Is it legal to scrap data from a banks website, even if you actually scrap your own data?
Yes, scraping is legal in most cases, and if you do it yourself you don't give your login credentials to a third party either, which might be a liability issue.
From personal experience, I've tried scraping my own TD Ameritrade data and quickly got flagged by their system as a virus because my request pattern likely failed some heuristic check. They disabled my account "until I get that cleaned up" and I had to plead with multiple people over the phone just to get it re-enabled.

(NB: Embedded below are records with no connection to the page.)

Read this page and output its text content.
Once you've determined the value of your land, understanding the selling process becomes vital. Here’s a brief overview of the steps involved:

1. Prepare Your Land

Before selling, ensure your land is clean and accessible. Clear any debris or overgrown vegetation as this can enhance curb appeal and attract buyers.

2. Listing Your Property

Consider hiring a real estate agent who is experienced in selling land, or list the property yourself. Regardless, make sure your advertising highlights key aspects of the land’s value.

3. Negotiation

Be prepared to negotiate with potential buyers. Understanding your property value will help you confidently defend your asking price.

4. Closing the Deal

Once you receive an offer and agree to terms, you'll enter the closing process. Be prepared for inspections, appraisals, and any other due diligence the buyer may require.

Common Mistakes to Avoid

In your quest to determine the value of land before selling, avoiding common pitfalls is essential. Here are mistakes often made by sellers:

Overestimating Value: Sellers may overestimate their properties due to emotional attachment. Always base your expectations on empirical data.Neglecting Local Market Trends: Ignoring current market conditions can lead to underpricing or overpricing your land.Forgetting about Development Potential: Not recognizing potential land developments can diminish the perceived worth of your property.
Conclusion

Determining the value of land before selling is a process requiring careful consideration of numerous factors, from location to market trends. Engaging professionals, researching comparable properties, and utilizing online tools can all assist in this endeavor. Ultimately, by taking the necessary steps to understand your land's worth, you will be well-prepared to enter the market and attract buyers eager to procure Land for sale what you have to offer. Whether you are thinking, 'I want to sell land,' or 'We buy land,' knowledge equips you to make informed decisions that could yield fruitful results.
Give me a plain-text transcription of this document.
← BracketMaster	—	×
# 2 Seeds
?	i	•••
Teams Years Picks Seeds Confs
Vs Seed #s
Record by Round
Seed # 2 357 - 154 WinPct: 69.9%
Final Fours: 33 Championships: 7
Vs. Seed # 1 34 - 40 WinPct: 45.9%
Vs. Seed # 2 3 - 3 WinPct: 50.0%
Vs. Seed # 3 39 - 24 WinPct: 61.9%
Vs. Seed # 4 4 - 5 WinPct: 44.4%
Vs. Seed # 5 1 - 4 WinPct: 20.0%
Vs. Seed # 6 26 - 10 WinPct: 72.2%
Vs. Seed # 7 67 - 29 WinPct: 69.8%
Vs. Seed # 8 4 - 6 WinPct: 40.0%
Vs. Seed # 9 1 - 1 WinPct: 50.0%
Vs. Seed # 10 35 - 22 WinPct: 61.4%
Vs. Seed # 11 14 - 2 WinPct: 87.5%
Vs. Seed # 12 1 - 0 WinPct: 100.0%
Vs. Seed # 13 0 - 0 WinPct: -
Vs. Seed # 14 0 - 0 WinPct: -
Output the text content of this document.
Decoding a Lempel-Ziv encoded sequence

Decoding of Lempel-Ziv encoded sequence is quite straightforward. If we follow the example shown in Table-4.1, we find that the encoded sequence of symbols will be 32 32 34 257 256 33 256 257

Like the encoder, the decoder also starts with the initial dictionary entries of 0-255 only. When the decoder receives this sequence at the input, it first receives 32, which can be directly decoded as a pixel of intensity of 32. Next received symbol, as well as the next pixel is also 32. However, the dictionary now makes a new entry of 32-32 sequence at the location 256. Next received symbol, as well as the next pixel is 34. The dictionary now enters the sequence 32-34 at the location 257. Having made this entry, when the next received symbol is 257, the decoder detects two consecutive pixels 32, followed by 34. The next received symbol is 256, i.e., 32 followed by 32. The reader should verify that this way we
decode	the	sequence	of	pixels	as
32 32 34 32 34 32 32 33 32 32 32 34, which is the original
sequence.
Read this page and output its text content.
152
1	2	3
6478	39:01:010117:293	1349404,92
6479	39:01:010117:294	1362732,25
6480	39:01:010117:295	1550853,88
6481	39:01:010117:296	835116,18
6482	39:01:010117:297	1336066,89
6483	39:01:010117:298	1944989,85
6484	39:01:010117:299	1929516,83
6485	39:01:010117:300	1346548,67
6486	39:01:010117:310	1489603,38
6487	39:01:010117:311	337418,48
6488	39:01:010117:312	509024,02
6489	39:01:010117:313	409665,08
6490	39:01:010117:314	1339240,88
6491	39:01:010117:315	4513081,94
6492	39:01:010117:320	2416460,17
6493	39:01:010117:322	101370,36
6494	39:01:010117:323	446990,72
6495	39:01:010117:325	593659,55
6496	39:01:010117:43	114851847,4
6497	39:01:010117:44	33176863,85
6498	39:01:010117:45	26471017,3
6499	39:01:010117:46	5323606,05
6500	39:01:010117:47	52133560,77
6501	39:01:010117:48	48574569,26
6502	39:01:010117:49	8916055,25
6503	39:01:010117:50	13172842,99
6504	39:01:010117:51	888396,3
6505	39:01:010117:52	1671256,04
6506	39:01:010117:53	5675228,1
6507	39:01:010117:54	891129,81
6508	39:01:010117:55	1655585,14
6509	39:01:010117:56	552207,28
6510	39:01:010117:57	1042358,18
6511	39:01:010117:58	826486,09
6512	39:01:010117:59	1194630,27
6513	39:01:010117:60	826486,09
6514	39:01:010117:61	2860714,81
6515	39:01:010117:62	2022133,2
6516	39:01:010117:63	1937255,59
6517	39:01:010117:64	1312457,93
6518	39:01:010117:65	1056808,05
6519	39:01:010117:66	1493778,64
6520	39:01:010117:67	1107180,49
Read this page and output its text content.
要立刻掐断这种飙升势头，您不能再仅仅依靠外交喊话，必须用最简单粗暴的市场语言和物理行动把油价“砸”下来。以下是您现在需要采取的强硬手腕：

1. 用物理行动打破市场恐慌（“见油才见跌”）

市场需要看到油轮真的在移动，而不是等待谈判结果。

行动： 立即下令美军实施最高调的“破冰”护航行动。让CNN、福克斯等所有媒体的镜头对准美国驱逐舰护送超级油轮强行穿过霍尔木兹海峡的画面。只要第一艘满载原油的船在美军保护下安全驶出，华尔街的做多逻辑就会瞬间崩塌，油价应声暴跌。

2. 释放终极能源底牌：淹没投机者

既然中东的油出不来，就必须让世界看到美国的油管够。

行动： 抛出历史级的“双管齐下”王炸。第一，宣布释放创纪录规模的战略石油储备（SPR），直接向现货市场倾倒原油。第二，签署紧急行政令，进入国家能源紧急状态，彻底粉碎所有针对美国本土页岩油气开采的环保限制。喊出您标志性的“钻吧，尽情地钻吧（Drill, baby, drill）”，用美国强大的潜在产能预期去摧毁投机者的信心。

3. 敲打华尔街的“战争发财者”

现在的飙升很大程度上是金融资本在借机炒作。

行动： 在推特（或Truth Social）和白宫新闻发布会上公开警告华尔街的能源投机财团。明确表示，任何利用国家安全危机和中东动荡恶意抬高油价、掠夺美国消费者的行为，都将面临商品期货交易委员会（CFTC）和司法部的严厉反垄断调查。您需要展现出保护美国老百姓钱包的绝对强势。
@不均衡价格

The overall experience was quite terrible, but I wouldn't be surprised if it's the norm.

Certainly can imagine this happens. Currently I'm scraping 4 banks and 4 shops on a daily basis, and the only issue was when scraping for the first time from new IP address. They asked a security question or displayed a captcha. I resolved this by logging in first time from the browser through SSH tunnel over that IP. All subsequent scraping went well since then.
Opposing personal experience - I've been scraping my bank data (scotia) for about a year now, haven't had any serious problems (there seems to be some kind of signin counter that thresholds and then forces secret questions to be reset, but that's it).
A concerted community effort could develop counter-heuristics.
If not, it's hard to see how Mint could still be alive.